Theatre Shooting

The sullen appearing patron in the back row became angry when a group of kids started making noise in a movie theater during the show. He threatened them if they didn’t hush, but instead of compliance, the audience started laughing at his apparent bluster. Drunk and enraged, the man began yelling and then produced two large-caliber handguns from inside his jacket, pistol-whipping one nearby adult who had been laughing, and then shooting him thrice in the head as he lay stunned on the floor. The murdered man’s son, sitting nearby, was himself armed and shot at the attacker, who was uninjured because he was wearing a bulletproof vest. An exchange of gunfire ensued, several more were wounded, and one more killed in the crossfire. Then, for some time after the attack, the drunken shooter stalked the auditorium, brandishing and reloading his pistols. He kept all of the filmgoers in a state of terror while ranting, threatening, and taking pot-shots at convenient targets who peered over seats. He threatened to kill everyone. The police arrived after what seemed like an eternity and were finally able to subdue and arrest the assailant without further loss of life.

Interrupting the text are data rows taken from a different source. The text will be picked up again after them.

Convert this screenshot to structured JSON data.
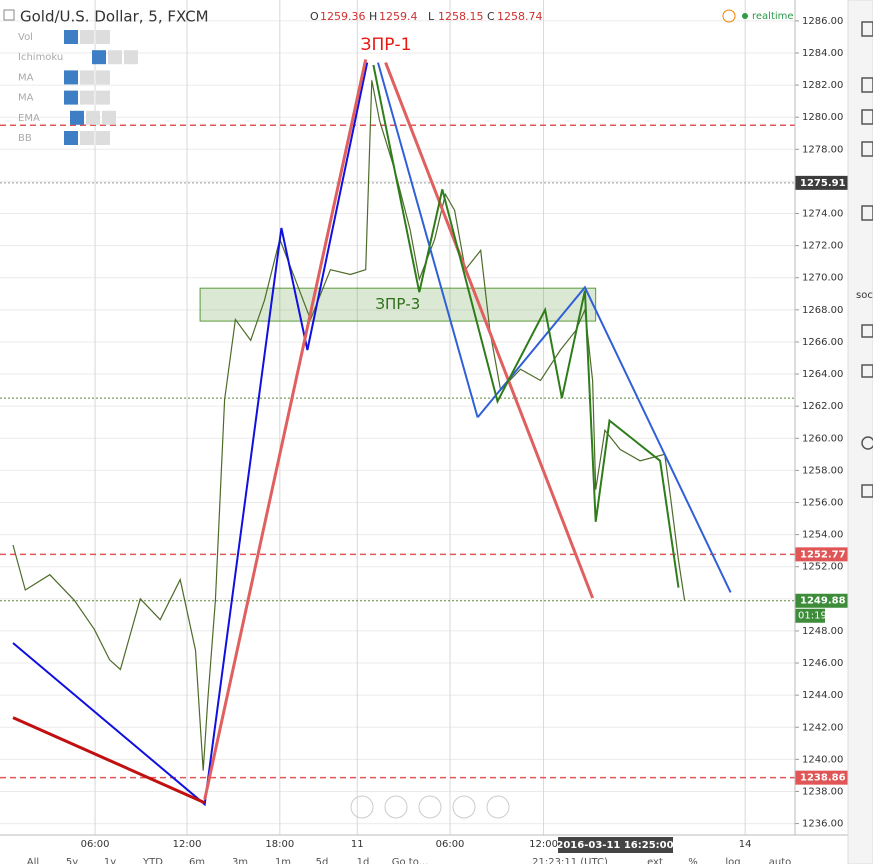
{
  "chart_data": {
    "type": "line",
    "title": "Gold/U.S. Dollar, 5, FXCM",
    "ohlc": [
      {
        "label": "O",
        "value": 1259.36
      },
      {
        "label": "H",
        "value": 1259.4
      },
      {
        "label": "L",
        "value": 1258.15
      },
      {
        "label": "C",
        "value": 1258.74
      }
    ],
    "status": "realtime",
    "indicators": [
      "Vol",
      "Ichimoku",
      "MA",
      "MA",
      "EMA",
      "BB"
    ],
    "x": [
      0,
      0.8,
      2.4,
      4.0,
      5.3,
      6.3,
      7.0,
      8.3,
      9.6,
      10.9,
      11.9,
      12.4,
      12.7,
      13.2,
      13.8,
      14.5,
      15.5,
      16.4,
      17.4,
      18.4,
      19.4,
      20.7,
      22.0,
      23.0,
      23.4,
      23.9,
      24.9,
      25.9,
      26.5,
      27.5,
      28.2,
      28.8,
      29.5,
      30.5,
      31.1,
      31.8,
      33.1,
      34.4,
      35.7,
      36.7,
      37.3,
      37.8,
      38.0,
      38.6,
      39.6,
      40.9,
      42.5,
      42.9,
      43.4,
      43.8
    ],
    "series": [
      {
        "name": "Gold/U.S. Dollar",
        "color": "#4e6b2a",
        "values": [
          1253.35,
          1250.55,
          1251.5,
          1249.9,
          1248.1,
          1246.2,
          1245.6,
          1250.0,
          1248.7,
          1251.2,
          1246.8,
          1239.3,
          1243.7,
          1249.9,
          1262.4,
          1267.4,
          1266.1,
          1268.6,
          1272.4,
          1269.9,
          1267.4,
          1270.5,
          1270.2,
          1270.5,
          1282.3,
          1279.8,
          1276.7,
          1273.0,
          1269.9,
          1272.4,
          1275.2,
          1274.2,
          1270.5,
          1271.7,
          1266.7,
          1263.0,
          1264.3,
          1263.6,
          1265.5,
          1266.7,
          1268.0,
          1263.6,
          1256.8,
          1260.5,
          1259.3,
          1258.6,
          1259.0,
          1256.2,
          1252.4,
          1249.9
        ]
      }
    ],
    "xlim": [
      -0.85,
      51
    ],
    "xticks": [
      {
        "value": 5.35,
        "label": "06:00"
      },
      {
        "value": 11.35,
        "label": "12:00"
      },
      {
        "value": 17.4,
        "label": "18:00"
      },
      {
        "value": 22.45,
        "label": "11"
      },
      {
        "value": 28.5,
        "label": "06:00"
      },
      {
        "value": 34.6,
        "label": "12:00"
      },
      {
        "value": 47.75,
        "label": "14"
      }
    ],
    "ylim": [
      1235.6,
      1287.3
    ],
    "yticks": [
      {
        "value": 1236,
        "label": "1236.00"
      },
      {
        "value": 1238,
        "label": "1238.00"
      },
      {
        "value": 1240,
        "label": "1240.00"
      },
      {
        "value": 1242,
        "label": "1242.00"
      },
      {
        "value": 1244,
        "label": "1244.00"
      },
      {
        "value": 1246,
        "label": "1246.00"
      },
      {
        "value": 1248,
        "label": "1248.00"
      },
      {
        "value": 1250,
        "label": "1250.00"
      },
      {
        "value": 1252,
        "label": "1252.00"
      },
      {
        "value": 1254,
        "label": "1254.00"
      },
      {
        "value": 1256,
        "label": "1256.00"
      },
      {
        "value": 1258,
        "label": "1258.00"
      },
      {
        "value": 1260,
        "label": "1260.00"
      },
      {
        "value": 1262,
        "label": "1262.00"
      },
      {
        "value": 1264,
        "label": "1264.00"
      },
      {
        "value": 1266,
        "label": "1266.00"
      },
      {
        "value": 1268,
        "label": "1268.00"
      },
      {
        "value": 1270,
        "label": "1270.00"
      },
      {
        "value": 1272,
        "label": "1272.00"
      },
      {
        "value": 1274,
        "label": "1274.00"
      },
      {
        "value": 1276,
        "label": "1276.00"
      },
      {
        "value": 1278,
        "label": "1278.00"
      },
      {
        "value": 1280,
        "label": "1280.00"
      },
      {
        "value": 1282,
        "label": "1282.00"
      },
      {
        "value": 1284,
        "label": "1284.00"
      },
      {
        "value": 1286,
        "label": "1286.00"
      }
    ],
    "grid": true,
    "levels": [
      {
        "value": 1279.5,
        "color": "#e05555",
        "dash": "6,4"
      },
      {
        "value": 1275.91,
        "color": "#999999",
        "dash": "2,2",
        "tag_color": "#3c3c3c"
      },
      {
        "value": 1262.5,
        "color": "#5a8a3a",
        "dash": "2,2"
      },
      {
        "value": 1252.77,
        "color": "#e05555",
        "dash": "6,4",
        "tag_color": "#e05555"
      },
      {
        "value": 1249.88,
        "color": "#5a8a3a",
        "dash": "2,2",
        "tag_color": "#3d8c3a"
      },
      {
        "value": 1238.86,
        "color": "#e05555",
        "dash": "6,4",
        "tag_color": "#e05555"
      }
    ],
    "countdown": "01:19",
    "cursor_time": "2016-03-11 16:25:00",
    "zone": {
      "label": "ЗПР-3",
      "x": [
        12.2,
        38.0
      ],
      "y": [
        1267.3,
        1269.35
      ],
      "color": "#5a9a3a"
    },
    "annotations": [
      {
        "text": "ЗПР-1",
        "color": "#e8170f"
      }
    ],
    "drawings": [
      {
        "color": "#1010e0",
        "width": 2,
        "points": [
          [
            0,
            1247.25
          ],
          [
            12.5,
            1237.2
          ],
          [
            17.5,
            1273.1
          ],
          [
            19.2,
            1265.5
          ],
          [
            23.1,
            1283.4
          ]
        ]
      },
      {
        "color": "#c01010",
        "width": 3,
        "points": [
          [
            0,
            1242.6
          ],
          [
            12.5,
            1237.3
          ]
        ]
      },
      {
        "color": "#e06060",
        "width": 3,
        "points": [
          [
            12.5,
            1237.5
          ],
          [
            23.0,
            1283.6
          ]
        ]
      },
      {
        "color": "#e06060",
        "width": 3,
        "points": [
          [
            24.3,
            1283.4
          ],
          [
            37.8,
            1250.05
          ]
        ]
      },
      {
        "color": "#3060d8",
        "width": 2,
        "points": [
          [
            23.8,
            1283.4
          ],
          [
            30.3,
            1261.3
          ]
        ]
      },
      {
        "color": "#3060d8",
        "width": 2,
        "points": [
          [
            30.3,
            1261.3
          ],
          [
            37.3,
            1269.4
          ],
          [
            46.8,
            1250.4
          ]
        ]
      },
      {
        "color": "#2e7d1a",
        "width": 2,
        "points": [
          [
            23.5,
            1283.25
          ],
          [
            26.5,
            1269.1
          ],
          [
            28.0,
            1275.5
          ],
          [
            31.6,
            1262.3
          ],
          [
            34.7,
            1268.0
          ],
          [
            35.8,
            1262.5
          ],
          [
            37.3,
            1269.2
          ],
          [
            38.0,
            1254.8
          ],
          [
            38.9,
            1261.1
          ],
          [
            42.2,
            1258.6
          ],
          [
            43.4,
            1250.7
          ]
        ]
      }
    ]
  },
  "ui": {
    "toolbar": [
      "All",
      "5y",
      "1y",
      "YTD",
      "6m",
      "3m",
      "1m",
      "5d",
      "1d",
      "Go to...",
      "21:23:11 (UTC)",
      "ext",
      "%",
      "log",
      "auto"
    ],
    "sidebar_text": "soc"
  }
}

We hear all too commonly today about senseless shootings in public venues – it seems that weekly there is a new story of innocents cut down while going about their business. Our 24-7 news cycle permits us to learn of events from around the world in real-time. But despite appearances, there is really nothing new under the sun. The shooting above took place in Robbins, TN, on 5 March 1927, and the drunken assailant was one Ben Fowler, an off-duty deputy sheriff who was carrying his service sidearms. Justice did, however, move more swiftly in those days. The murders happened on a Saturday night, Fowler was indicted on Monday, his trial started on Thursday, and the jury got the case the following Monday. Fowler’s defense was (admittedly voluntary) intoxication, as he claimed he was too sauced to know what he was doing; if successfully argued, that would have reduced his charges to two second-degree murders, non-capital offenses. This diminished capacity defense went nowhere, though, and the jury convicted Fowler of capital murders after two minutes of deliberation. He was then electrocuted in the state prison in Nashville on this date in 1928.